Property income (that is property income that does not meet the specific furnished holiday let conditions) does not normally count as relevant earnings for pension contribution purposes as it is treated as ‘unearned’ income.

But if you are running a business from a property, such as a bed and breakfast, and your profits are treated as being from a trade, those would be earnings for pension purposes.

Gross contributions and net contributions: explained

The contribution limits mentioned above (under the heading: Conditions for relief) apply to gross contributions. It is therefore important to understand the difference between ‘net’ and ‘gross’ contributions. Generally speaking, the gross contribution is the total increase to your pension pot as a result of the pension contribution.

So, if your pension uses the relief at source method of tax relief and you earn, say, £5,000 in the 2023/24 tax year, you can make a gross contribution of up to £5,000 into that pension. This equates to a net contribution (the amount actually paid in by you) of £4,000, because you make your contribution net of basic rate tax relief (£1,000) which the pension scheme will claim directly from HMRC. If you earn £3,000, you can still make a gross contribution of £3,600 (£2,880 net). In either case, the fact that you do not earn enough to pay any income tax does not prevent the pension scheme claiming the tax relief. See also the heading below: Relief for non-earners.

If your pension scheme uses the net pay arrangement method, tax relief is instead given by deducting the gross pension contribution from your earnings before you pay tax. Tax relief is given there and then by reducing your taxable earnings. Therefore there is no tax to reclaim from HMRC and you have made a gross contribution.

We discuss a potential problem for those participating in a net pay arrangement scheme on our page Pension tax relief: problems for low earners.

You can read more detail about how tax relief is given in these different circumstances on our page How tax relief is given on pension contributions.

Salary sacrifice is another way that some people contribute to their pensions.

Relief for non-earners

If you have no UK relevant earnings, you are limited to tax relief on a gross contribution of £3,600 (£2,880 net). The fact that you do not pay any income tax does not prevent the pension scheme claiming the tax relief from HMRC if it is operating a relief at source scheme. This includes children if they have someone who would like to set up a pension scheme for them.

Example – non-earner contributing to a pension

Steven is a stay-at-home dad. He does not work in the 2024/25 tax year. He does, however, have some savings in a bank account and he wants to put some of the money into his personal pension.

Even though he does not have any UK relevant earnings in 2024/25, Steven can pay £2,880 into his personal pension. The scheme provider claims £720 from HMRC, so £3,600 in total goes into Steven’s pension pot.

Amount of relief

Tax relief is available on your pension contributions at the highest rate of income tax that you pay.

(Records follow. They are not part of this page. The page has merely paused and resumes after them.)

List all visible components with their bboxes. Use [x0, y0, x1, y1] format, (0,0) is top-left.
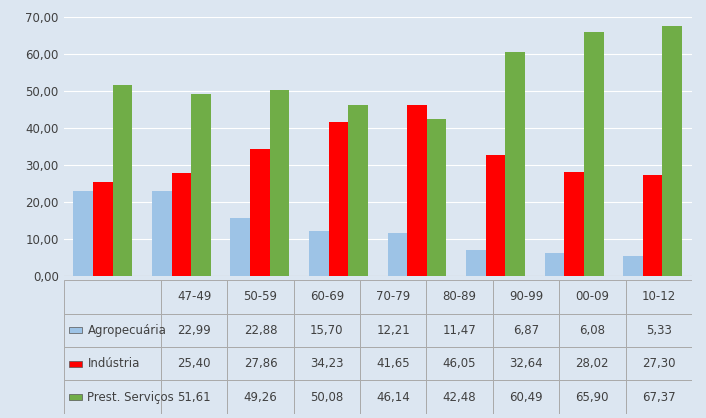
Text: 70-79: 70-79	[376, 290, 410, 303]
Text: 41,65: 41,65	[376, 357, 410, 370]
Text: 10-12: 10-12	[642, 290, 676, 303]
Text: Prest. Serviços: Prest. Serviços	[88, 390, 174, 404]
Text: 22,99: 22,99	[177, 324, 211, 337]
Text: 50-59: 50-59	[244, 290, 277, 303]
Text: 27,30: 27,30	[642, 357, 676, 370]
Bar	[493, 347, 559, 380]
Bar	[493, 314, 559, 347]
Text: 32,64: 32,64	[509, 357, 543, 370]
Bar	[486, 155, 505, 276]
Bar	[559, 347, 626, 380]
Bar	[64, 347, 161, 380]
Bar	[294, 280, 360, 314]
Text: 00-09: 00-09	[575, 290, 609, 303]
Bar	[348, 105, 368, 276]
Bar	[309, 231, 328, 276]
Bar	[623, 256, 642, 276]
Bar	[68, 327, 83, 333]
Bar	[64, 314, 161, 347]
Text: Indústria: Indústria	[88, 357, 140, 370]
Text: 34,23: 34,23	[310, 357, 344, 370]
Text: 11,47: 11,47	[443, 324, 477, 337]
Bar	[161, 380, 227, 414]
Bar	[294, 314, 360, 347]
Bar	[227, 280, 294, 314]
Bar	[68, 394, 83, 400]
Bar	[64, 380, 161, 414]
Bar	[642, 175, 662, 276]
Bar	[294, 380, 360, 414]
Text: 15,70: 15,70	[310, 324, 344, 337]
Bar	[564, 172, 584, 276]
Bar	[161, 314, 227, 347]
Bar	[388, 233, 407, 276]
Bar	[191, 94, 211, 276]
Bar	[328, 122, 348, 276]
Bar	[161, 280, 227, 314]
Text: 6,87: 6,87	[513, 324, 539, 337]
Bar	[584, 32, 604, 276]
Text: 80-89: 80-89	[443, 290, 477, 303]
Bar	[172, 173, 191, 276]
Bar	[493, 280, 559, 314]
Text: 49,26: 49,26	[244, 390, 277, 404]
Text: 28,02: 28,02	[575, 357, 609, 370]
Text: 6,08: 6,08	[580, 324, 605, 337]
Bar	[227, 347, 294, 380]
Bar	[227, 380, 294, 414]
Bar	[493, 380, 559, 414]
Bar	[64, 280, 161, 314]
Bar	[227, 314, 294, 347]
Text: 67,37: 67,37	[642, 390, 676, 404]
Bar	[426, 380, 493, 414]
Bar	[68, 361, 83, 367]
Text: 25,40: 25,40	[177, 357, 211, 370]
Bar	[505, 52, 525, 276]
Bar	[230, 218, 250, 276]
Text: 42,48: 42,48	[443, 390, 477, 404]
Bar	[407, 105, 427, 276]
Bar	[559, 380, 626, 414]
Bar	[360, 347, 426, 380]
Bar	[250, 149, 270, 276]
Bar	[626, 347, 692, 380]
Bar	[161, 347, 227, 380]
Bar	[427, 119, 446, 276]
Text: 5,33: 5,33	[646, 324, 671, 337]
Bar	[626, 280, 692, 314]
Bar	[426, 314, 493, 347]
Bar	[559, 280, 626, 314]
Bar	[426, 280, 493, 314]
Bar	[426, 347, 493, 380]
Bar	[662, 26, 682, 276]
Text: 60,49: 60,49	[509, 390, 543, 404]
Text: 12,21: 12,21	[376, 324, 410, 337]
Bar	[466, 250, 486, 276]
Text: 90-99: 90-99	[509, 290, 543, 303]
Bar	[270, 90, 289, 276]
Text: 65,90: 65,90	[575, 390, 609, 404]
Text: 60-69: 60-69	[310, 290, 344, 303]
Bar	[544, 253, 564, 276]
Bar	[360, 380, 426, 414]
Text: 22,88: 22,88	[244, 324, 277, 337]
Text: 47-49: 47-49	[177, 290, 211, 303]
Bar	[626, 314, 692, 347]
Bar	[360, 314, 426, 347]
Bar	[93, 182, 113, 276]
Bar	[73, 191, 93, 276]
Bar	[152, 191, 172, 276]
Bar	[294, 347, 360, 380]
Bar	[559, 314, 626, 347]
Bar	[360, 280, 426, 314]
Text: Agropecuária: Agropecuária	[88, 324, 167, 337]
Text: 46,14: 46,14	[376, 390, 410, 404]
Text: 46,05: 46,05	[443, 357, 477, 370]
Bar	[113, 85, 132, 276]
Text: 51,61: 51,61	[177, 390, 211, 404]
Text: 27,86: 27,86	[244, 357, 277, 370]
Bar	[626, 380, 692, 414]
Text: 50,08: 50,08	[310, 390, 344, 404]
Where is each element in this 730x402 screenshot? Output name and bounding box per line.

So, for non-Scottish taxpayers, this means:

  • Non-taxpayers (that is, people who earn under the personal allowance) – get no pension tax relief – unless they are in a relief at source scheme as explained above.
  • Basic-rate taxpayers get 20% pension tax relief
  • Higher-rate taxpayers get 40% pension tax relief
  • Additional-rate taxpayers get 45% pension tax relief

In Scotland, there are different income tax rates so pension tax relief is applied in a slightly different way – see our page How tax relief is given on pension contributions, and our page explaining Scottish income tax in more detail.